6th Grade was an especially exciting year as were the oldest kids in the school. We were mere months aware from moving up into the enchanting world of middle school. We were the most mature, smartest, and biggest kids. The young ones looked up to us for guidance, and the 5th graders wanted to be us.

With undeveloped brains came strange ways to try and impress as well as compete with other boys. The popular one at that time, for some reason was to kick each others feet.

My desk faced another boy's deck and at times that meant it was hard to stretch our legs without ramming them into each other. This developed into a territorial war that meant kicking the oppositions feet whenever they crossed the invisible boundary where the two desks met.

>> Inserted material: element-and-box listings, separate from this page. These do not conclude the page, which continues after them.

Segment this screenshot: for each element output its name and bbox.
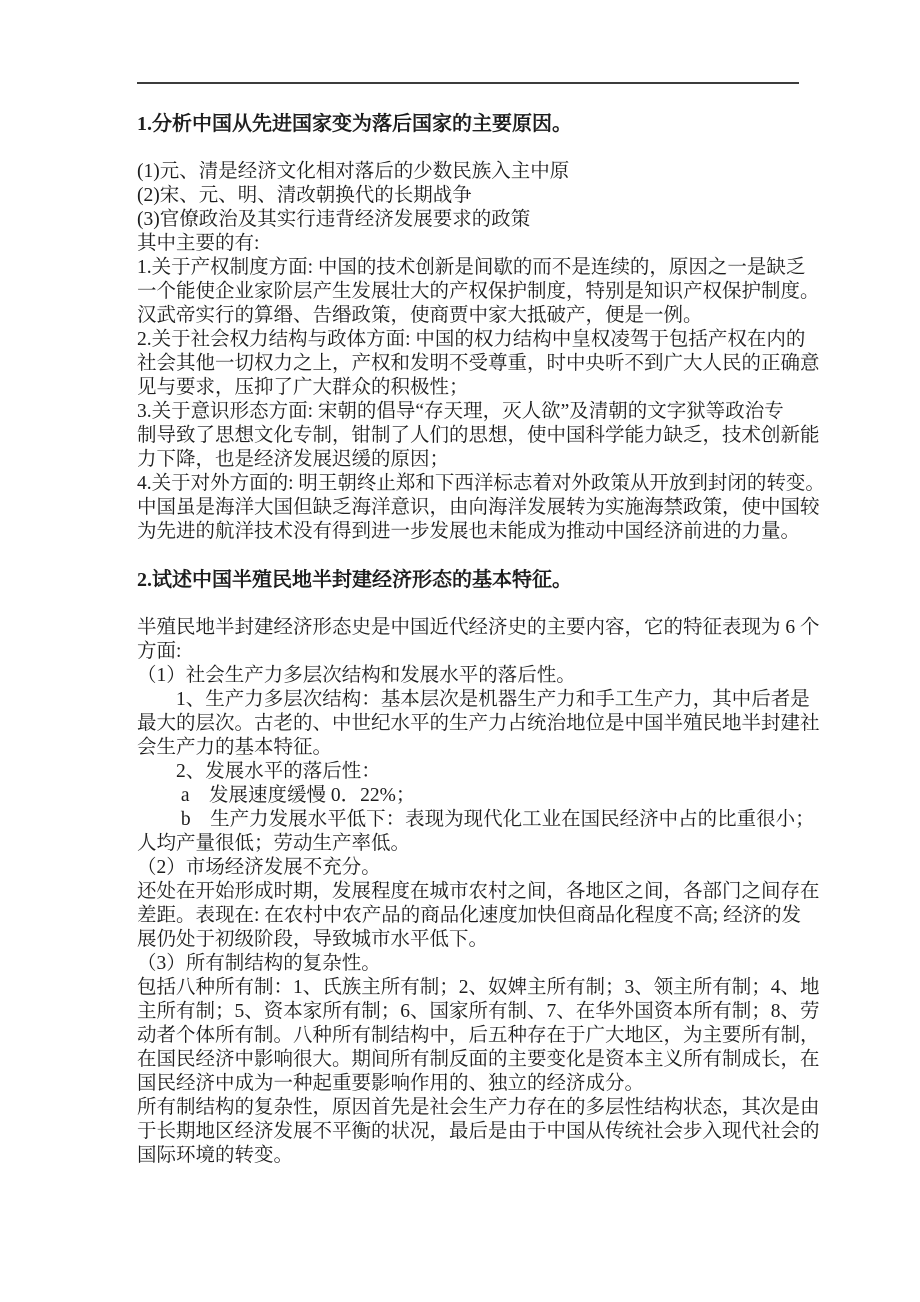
text-line: (2)宋、元、明、清改朝换代的长期战争 [137, 185, 472, 206]
text-line: 包括八种所有制：1、氏族主所有制；2、奴婢主所有制；3、领主所有制；4、地 [137, 977, 820, 998]
horizontal-rule [137, 82, 799, 84]
question-2-heading: 2.试述中国半殖民地半封建经济形态的基本特征。 [137, 569, 572, 591]
text-line: 在国民经济中影响很大。期间所有制反面的主要变化是资本主义所有制成长，在 [137, 1049, 820, 1070]
text-line: 主所有制；5、资本家所有制；6、国家所有制、7、在华外国资本所有制；8、劳 [137, 1001, 820, 1022]
text-line: 于长期地区经济发展不平衡的状况，最后是由于中国从传统社会步入现代社会的 [137, 1121, 820, 1142]
question-1-heading: 1.分析中国从先进国家变为落后国家的主要原因。 [137, 113, 572, 135]
text-line: 一个能使企业家阶层产生发展壮大的产权保护制度，特别是知识产权保护制度。 [137, 281, 820, 302]
text-line: 所有制结构的复杂性，原因首先是社会生产力存在的多层性结构状态，其次是由 [137, 1097, 820, 1118]
text-line: 展仍处于初级阶段，导致城市水平低下。 [137, 929, 489, 950]
text-line: 4.关于对外方面的: 明王朝终止郑和下西洋标志着对外政策从开放到封闭的转变。 [137, 473, 825, 494]
text-line: 会生产力的基本特征。 [137, 737, 333, 758]
text-line: 2.关于社会权力结构与政体方面: 中国的权力结构中皇权凌驾于包括产权在内的 [137, 329, 806, 350]
text-line: （3）所有制结构的复杂性。 [137, 953, 381, 974]
answer-2-text [137, 616, 820, 1168]
text-line: 最大的层次。古老的、中世纪水平的生产力占统治地位是中国半殖民地半封建社 [137, 713, 820, 734]
qa-section-1 [137, 112, 825, 544]
text-line: 人均产量很低；劳动生产率低。 [137, 833, 411, 854]
text-line: 力下降，也是经济发展迟缓的原因； [137, 449, 450, 470]
text-line: 社会其他一切权力之上，产权和发明不受尊重，时中央听不到广大人民的正确意 [137, 353, 820, 374]
text-line: 方面: [137, 641, 182, 662]
document-body [137, 82, 825, 1168]
text-line: （1）社会生产力多层次结构和发展水平的落后性。 [137, 665, 576, 686]
text-line: 见与要求，压抑了广大群众的积极性； [137, 377, 469, 398]
text-line: 2、发展水平的落后性： [137, 761, 381, 782]
text-line: 动者个体所有制。八种所有制结构中，后五种存在于广大地区，为主要所有制， [137, 1025, 820, 1046]
text-line: （2）市场经济发展不充分。 [137, 857, 381, 878]
text-line: 中国虽是海洋大国但缺乏海洋意识，由向海洋发展转为实施海禁政策，使中国较 [137, 497, 820, 518]
text-line: (3)官僚政治及其实行违背经济发展要求的政策 [137, 209, 531, 230]
text-line: 半殖民地半封建经济形态史是中国近代经济史的主要内容，它的特征表现为 6 个 [137, 617, 820, 638]
text-line: (1)元、清是经济文化相对落后的少数民族入主中原 [137, 161, 570, 182]
text-line: 国际环境的转变。 [137, 1145, 294, 1166]
qa-section-2 [137, 568, 820, 1168]
text-line: 汉武帝实行的算缗、告缗政策，使商贾中家大抵破产，便是一例。 [137, 305, 703, 326]
text-line: 1.关于产权制度方面: 中国的技术创新是间歇的而不是连续的，原因之一是缺乏 [137, 257, 806, 278]
text-line: b 生产力发展水平低下：表现为现代化工业在国民经济中占的比重很小； [137, 809, 815, 830]
text-line: 为先进的航洋技术没有得到进一步发展也未能成为推动中国经济前进的力量。 [137, 521, 801, 542]
text-line: 国民经济中成为一种起重要影响作用的、独立的经济成分。 [137, 1073, 645, 1094]
text-line: 其中主要的有: [137, 233, 260, 254]
text-line: 还处在开始形成时期，发展程度在城市农村之间，各地区之间，各部门之间存在 [137, 881, 820, 902]
text-line: 1、生产力多层次结构：基本层次是机器生产力和手工生产力，其中后者是 [137, 689, 810, 710]
text-line: 3.关于意识形态方面: 宋朝的倡导“存天理，灭人欲”及清朝的文字狱等政治专 [137, 401, 784, 422]
text-line: a 发展速度缓慢 0．22%； [137, 785, 416, 806]
text-line: 差距。表现在: 在农村中农产品的商品化速度加快但商品化程度不高; 经济的发 [137, 905, 802, 926]
answer-1-text [137, 160, 825, 544]
text-line: 制导致了思想文化专制，钳制了人们的思想，使中国科学能力缺乏，技术创新能 [137, 425, 820, 446]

One day the boy across from me was being extra territorial. I suspect it was because he also had a crush on the girl that sat behind me, and he was jealous that I sat closer to her. Not only that, but he was growing a lot and needed the extra leg room.

The morning was filled by both coursework and the boy constantly kicking at my shoes every five minutes. By lunch time I was fed up with the nonsense and hoped lunch would help him stretch his legs out and put him in a better mood.

After getting the meal of the day, which was an enchilada, I made sure to sit at a different lunch table where I wouldn't have to deal with constantly getting kicked.

I dreaded sitting back at my deck once lunch had come to an end. My stomach had not agreed with the "high quality" American school system food.

For a few hours the boy had stopped kicking. After a couple hours he was back to it again.

With only an hour left in the day I was beyond irritated. As most kids do, I raised my hand to tell the teacher.

As I looked around the room, I noticed she was no longer there. The boy smirked at my failed attempt to be a tattle tale, and kicked at me again - only harder.

I'd finally had enough and decided to take matters into my own hands (or feet in this instance) and kicked with all the strength I could muster. As my foot sped at the other boy, a couple things happened which lead to what I would still consider the most embarrassing moment of my life.

First: When the other boy saw my expression, he did the smart thing and pulled his feet away.

Second: While my foot missed his, my exposed shin did not miss the hard metal of the desk.

Third: At the sudden unexpected result of my actions, the pain made me forget basic bodily functions, and I let loose the gaseous accumulation that came about from elementary school enchiladas. The combination of the length and sound reverberating in the metal chair stopping all conversation in the entire classroom.

Fourth: My classmates erupt with laughter. There are normal farts, and then there was this. The people around me were stuck between uncontrollable howling and the struggle to pull their shirts above their nose. I quickly look behind and see my crush with a disgusted look on her face, knowing that any chance of romance was completely out of the question...forever.

Fifth: If the events that happened weren't bad enough, my teacher comes back into the room, takes one look at my cherry red face and asks "did someone fart?" The entire class bursts out laughing even more and start pointing at me as I shrink into my chair wishing I had the foresight to have skipped lunch.

As many kids do, I went home that day in shame, trying to figure out if there was a way I could drop out of school, move to another country, or find a time machine.

Though I was more embarrassed in that moment than I had been in my entire life, I am lucky that everyone got over it almost immediately. In fact, for the next few days a couple of the other boys tried to fart in some strange attempt to one-up me. They could not.

I still look back fondly on that year. The feelings of being on top of the world. The rush from promises that we were no longer going to be treated like children. The transition to learning about adult things like dating.

That memory sticks out like a sore thumb, but I learned to see the humor in it. I even genuinely laugh when I tell the story to friends or coworkers now.